Moraes e Silva nega
abuso durante exames
Ontem, em entrevista ao programa Ponto de Encontro, na CNT, o médico legista Carlos Braga Filho disse que não existe no IML qualquer protocolo que peça para que o toque vaginal ou retal seja feito. Ele disse ainda que apesar de fazer os toques, Moraes e Silva nunca escreveu isto nos seus relatórios. ‘‘Não é necessário o toque para que se realize este tipo de exame’’, declarou ele.
O diretor do IML, Francisco Moraes e Silva, confirmou que fazia perguntas com termos vulgares para as adolescentes para aproximar a linguagem médica com a usada pelas meninas. Ele negou que tenha feito qualquer abuso com as garotas, dizendo que segue metodologias internacionais que orientam o uso do toque. Ele citou 27 autores que indicam o toque retal ou vaginal.
‘‘Faço o mesmo tipo de exame desde 1976’’, declarou. De acordo com o levantamento feito pelo IML, nos últimos cinco anos foram realizados 57 laudos médicos por ele, sendo que 43 de lesões corporais, 11 de conjunção carnal e três por ato libidinoso. ‘‘No mesmo período foram feitos mais de 81 mil perícias. Nunca escolhi meninas bonitas para os exames. Além do que, sempre fui acompanhado por outros médicos quando realizado qualquer tipo de laudo médico’’, argumentou.
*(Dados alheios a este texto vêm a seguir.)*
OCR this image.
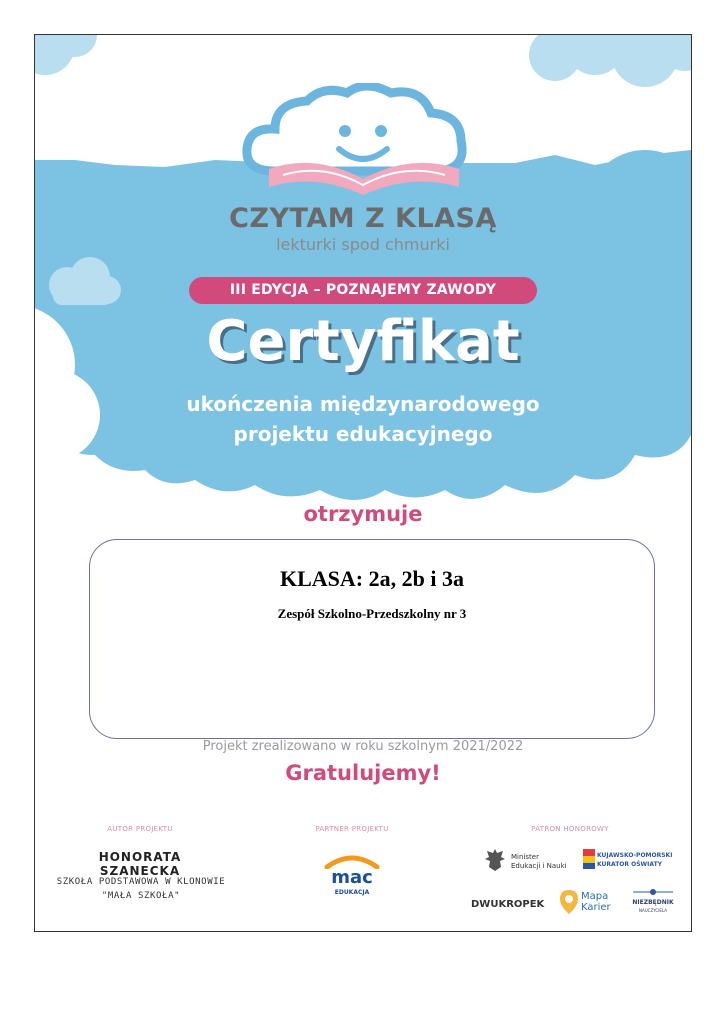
CZYTAM Z KLASĄ
lekturki spod chmurki
III EDYCJA – POZNAJEMY ZAWODY
Certyfikat
ukończenia międzynarodowego
projektu edukacyjnego
otrzymuje
KLASA: 2a, 2b i 3a
Zespół Szkolno-Przedszkolny nr 3
Projekt zrealizowano w roku szkolnym 2021/2022
Gratulujemy!
AUTOR PROJEKTU	PARTNER PROJEKTU	PATRON HONOROWY
HONORATA SZANECKA
SZKOŁA PODSTAWOWA W KLONOWIE
"MAŁA SZKOŁA"
mac
EDUKACJA
Minister
Edukacji i Nauki
KUJAWSKO-POMORSKI
KURATOR OŚWIATY
DWUKROPEK
Mapa
Karier	NIEZBĘDNIK
NAUCZYCIELA
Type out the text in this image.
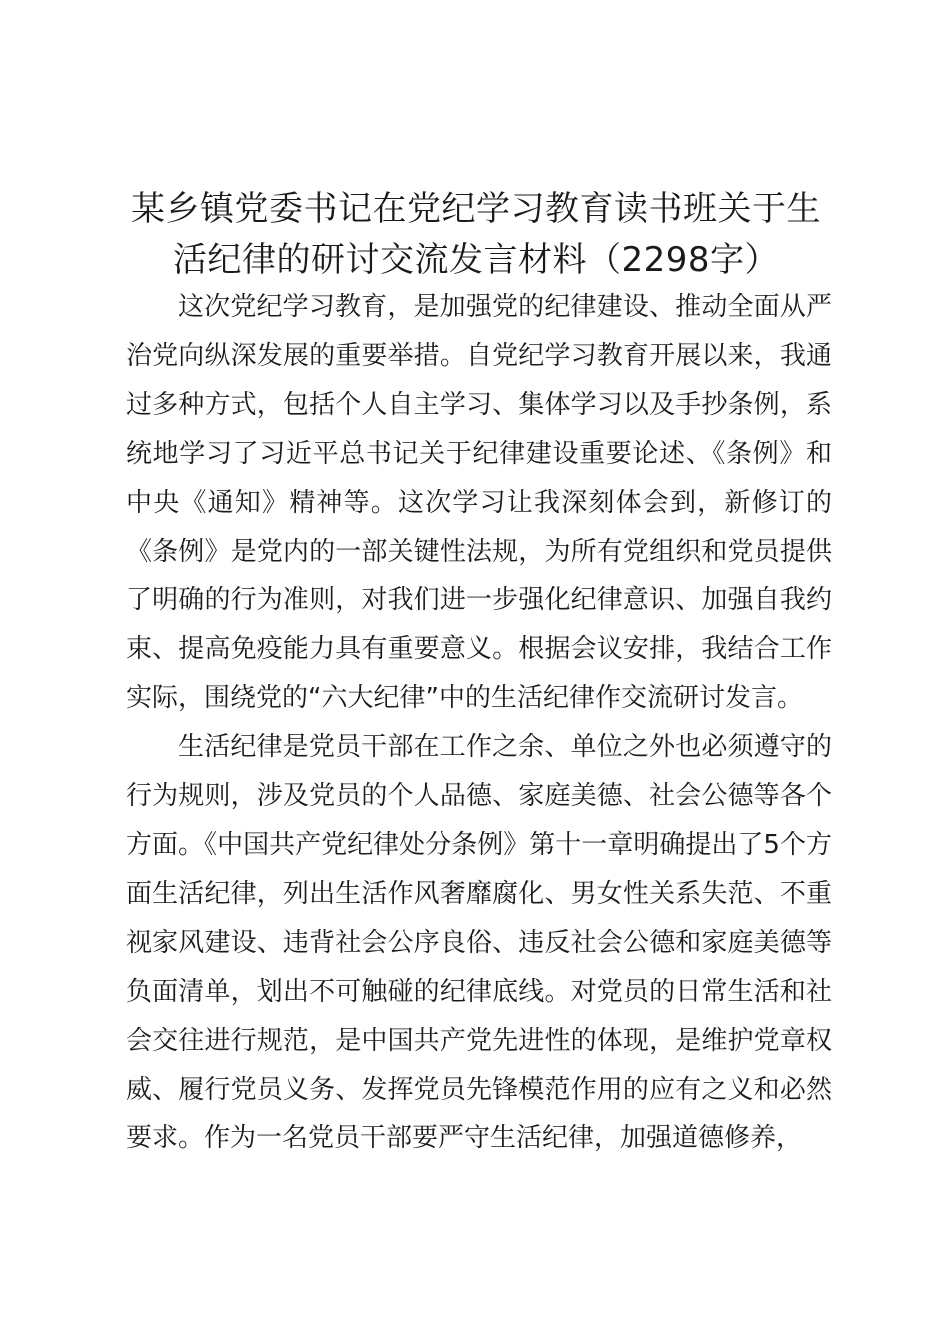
某乡镇党委书记在党纪学习教育读书班关于生活纪律的研讨交流发言材料（2298字）

这次党纪学习教育，是加强党的纪律建设、推动全面从严治党向纵深发展的重要举措。自党纪学习教育开展以来，我通过多种方式，包括个人自主学习、集体学习以及手抄条例，系统地学习了习近平总书记关于纪律建设重要论述、《条例》和中央《通知》精神等。这次学习让我深刻体会到，新修订的《条例》是党内的一部关键性法规，为所有党组织和党员提供了明确的行为准则，对我们进一步强化纪律意识、加强自我约束、提高免疫能力具有重要意义。根据会议安排，我结合工作实际，围绕党的“六大纪律”中的生活纪律作交流研讨发言。

生活纪律是党员干部在工作之余、单位之外也必须遵守的行为规则，涉及党员的个人品德、家庭美德、社会公德等各个方面。《中国共产党纪律处分条例》第十一章明确提出了5个方面生活纪律，列出生活作风奢靡腐化、男女性关系失范、不重视家风建设、违背社会公序良俗、违反社会公德和家庭美德等负面清单，划出不可触碰的纪律底线。对党员的日常生活和社会交往进行规范，是中国共产党先进性的体现，是维护党章权威、履行党员义务、发挥党员先锋模范作用的应有之义和必然要求。作为一名党员干部要严守生活纪律，加强道德修养，
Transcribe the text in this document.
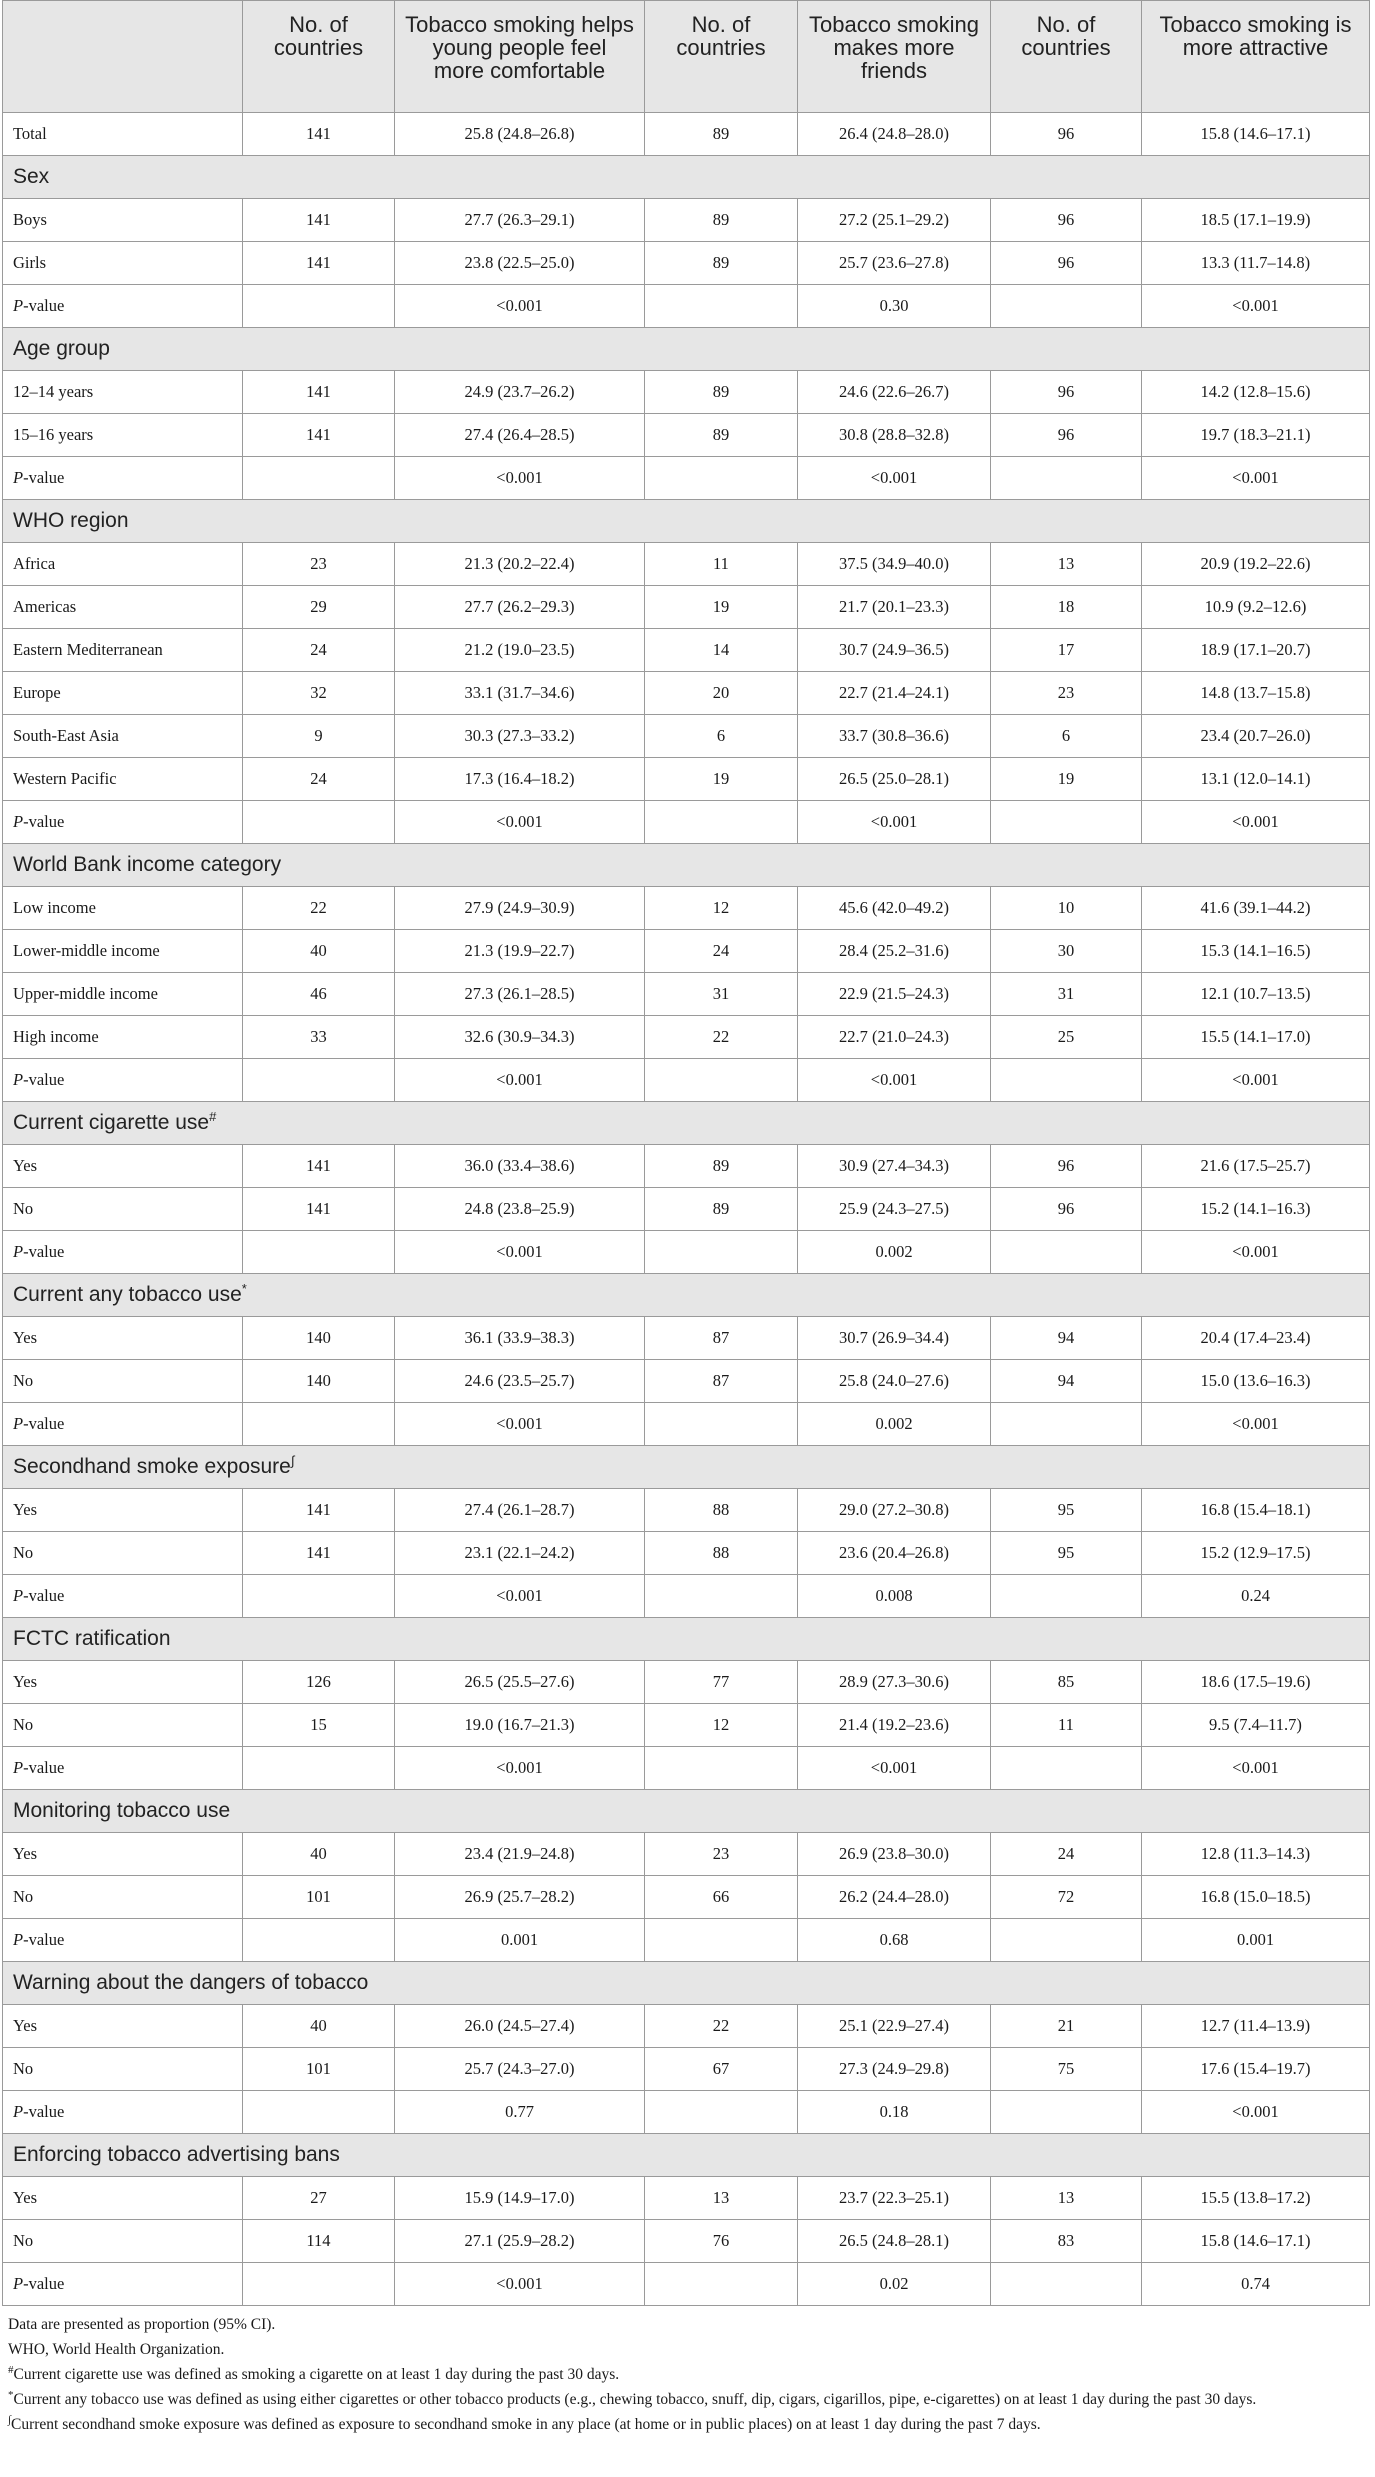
	No. of countries	Tobacco smoking helps young people feel more comfortable	No. of countries	Tobacco smoking makes more friends	No. of countries	Tobacco smoking is more attractive
Total	141	25.8 (24.8–26.8)	89	26.4 (24.8–28.0)	96	15.8 (14.6–17.1)
Sex						
Boys	141	27.7 (26.3–29.1)	89	27.2 (25.1–29.2)	96	18.5 (17.1–19.9)
Girls	141	23.8 (22.5–25.0)	89	25.7 (23.6–27.8)	96	13.3 (11.7–14.8)
P-value		<0.001		0.30		<0.001
Age group						
12–14 years	141	24.9 (23.7–26.2)	89	24.6 (22.6–26.7)	96	14.2 (12.8–15.6)
15–16 years	141	27.4 (26.4–28.5)	89	30.8 (28.8–32.8)	96	19.7 (18.3–21.1)
P-value		<0.001		<0.001		<0.001
WHO region						
Africa	23	21.3 (20.2–22.4)	11	37.5 (34.9–40.0)	13	20.9 (19.2–22.6)
Americas	29	27.7 (26.2–29.3)	19	21.7 (20.1–23.3)	18	10.9 (9.2–12.6)
Eastern Mediterranean	24	21.2 (19.0–23.5)	14	30.7 (24.9–36.5)	17	18.9 (17.1–20.7)
Europe	32	33.1 (31.7–34.6)	20	22.7 (21.4–24.1)	23	14.8 (13.7–15.8)
South-East Asia	9	30.3 (27.3–33.2)	6	33.7 (30.8–36.6)	6	23.4 (20.7–26.0)
Western Pacific	24	17.3 (16.4–18.2)	19	26.5 (25.0–28.1)	19	13.1 (12.0–14.1)
P-value		<0.001		<0.001		<0.001
World Bank income category						
Low income	22	27.9 (24.9–30.9)	12	45.6 (42.0–49.2)	10	41.6 (39.1–44.2)
Lower-middle income	40	21.3 (19.9–22.7)	24	28.4 (25.2–31.6)	30	15.3 (14.1–16.5)
Upper-middle income	46	27.3 (26.1–28.5)	31	22.9 (21.5–24.3)	31	12.1 (10.7–13.5)
High income	33	32.6 (30.9–34.3)	22	22.7 (21.0–24.3)	25	15.5 (14.1–17.0)
P-value		<0.001		<0.001		<0.001
Current cigarette use#
Yes	141	36.0 (33.4–38.6)	89	30.9 (27.4–34.3)	96	21.6 (17.5–25.7)
No	141	24.8 (23.8–25.9)	89	25.9 (24.3–27.5)	96	15.2 (14.1–16.3)
P-value		<0.001		0.002		<0.001
Current any tobacco use*
Yes	140	36.1 (33.9–38.3)	87	30.7 (26.9–34.4)	94	20.4 (17.4–23.4)
No	140	24.6 (23.5–25.7)	87	25.8 (24.0–27.6)	94	15.0 (13.6–16.3)
P-value		<0.001		0.002		<0.001
Secondhand smoke exposure∫
Yes	141	27.4 (26.1–28.7)	88	29.0 (27.2–30.8)	95	16.8 (15.4–18.1)
No	141	23.1 (22.1–24.2)	88	23.6 (20.4–26.8)	95	15.2 (12.9–17.5)
P-value		<0.001		0.008		0.24
FCTC ratification						
Yes	126	26.5 (25.5–27.6)	77	28.9 (27.3–30.6)	85	18.6 (17.5–19.6)
No	15	19.0 (16.7–21.3)	12	21.4 (19.2–23.6)	11	9.5 (7.4–11.7)
P-value		<0.001		<0.001		<0.001
Monitoring tobacco use						
Yes	40	23.4 (21.9–24.8)	23	26.9 (23.8–30.0)	24	12.8 (11.3–14.3)
No	101	26.9 (25.7–28.2)	66	26.2 (24.4–28.0)	72	16.8 (15.0–18.5)
P-value		0.001		0.68		0.001
Warning about the dangers of tobacco						
Yes	40	26.0 (24.5–27.4)	22	25.1 (22.9–27.4)	21	12.7 (11.4–13.9)
No	101	25.7 (24.3–27.0)	67	27.3 (24.9–29.8)	75	17.6 (15.4–19.7)
P-value		0.77		0.18		<0.001
Enforcing tobacco advertising bans						
Yes	27	15.9 (14.9–17.0)	13	23.7 (22.3–25.1)	13	15.5 (13.8–17.2)
No	114	27.1 (25.9–28.2)	76	26.5 (24.8–28.1)	83	15.8 (14.6–17.1)
P-value		<0.001		0.02		0.74
Data are presented as proportion (95% CI).
WHO, World Health Organization.
#Current cigarette use was defined as smoking a cigarette on at least 1 day during the past 30 days.
*Current any tobacco use was defined as using either cigarettes or other tobacco products (e.g., chewing tobacco, snuff, dip, cigars, cigarillos, pipe, e-cigarettes) on at least 1 day during the past 30 days.
∫Current secondhand smoke exposure was defined as exposure to secondhand smoke in any place (at home or in public places) on at least 1 day during the past 7 days.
O Conselho Regional de Medicina do Paraná (CRF-PR) deu um parecer, que está anexado ao dossiê que foi enviado para a reportagem da Folha, sobre a forma de se examinar adolescentes e mulheres vítimas de ato libidinoso e de conjunção carnal. De acordo com a conselheira Raquele Rotta Burkiewicz, que assina o documento aprovado em reunião plenária número 1113 de dezembro de 1999, toda e qualquer perícia somente deve ser realizada com a solicitação expressa da autoridade policial, judiciária ou membro integrante do Ministério Público. O diretor do IML é o responsável por designar dois médicos peritos para fazerem a entrevista e o exame médico-pericial. O local para a realização de exame tem que ser privativo e a entrevista tem que seguir os itens de um protocolo normalmente existente nos serviços médicos legais.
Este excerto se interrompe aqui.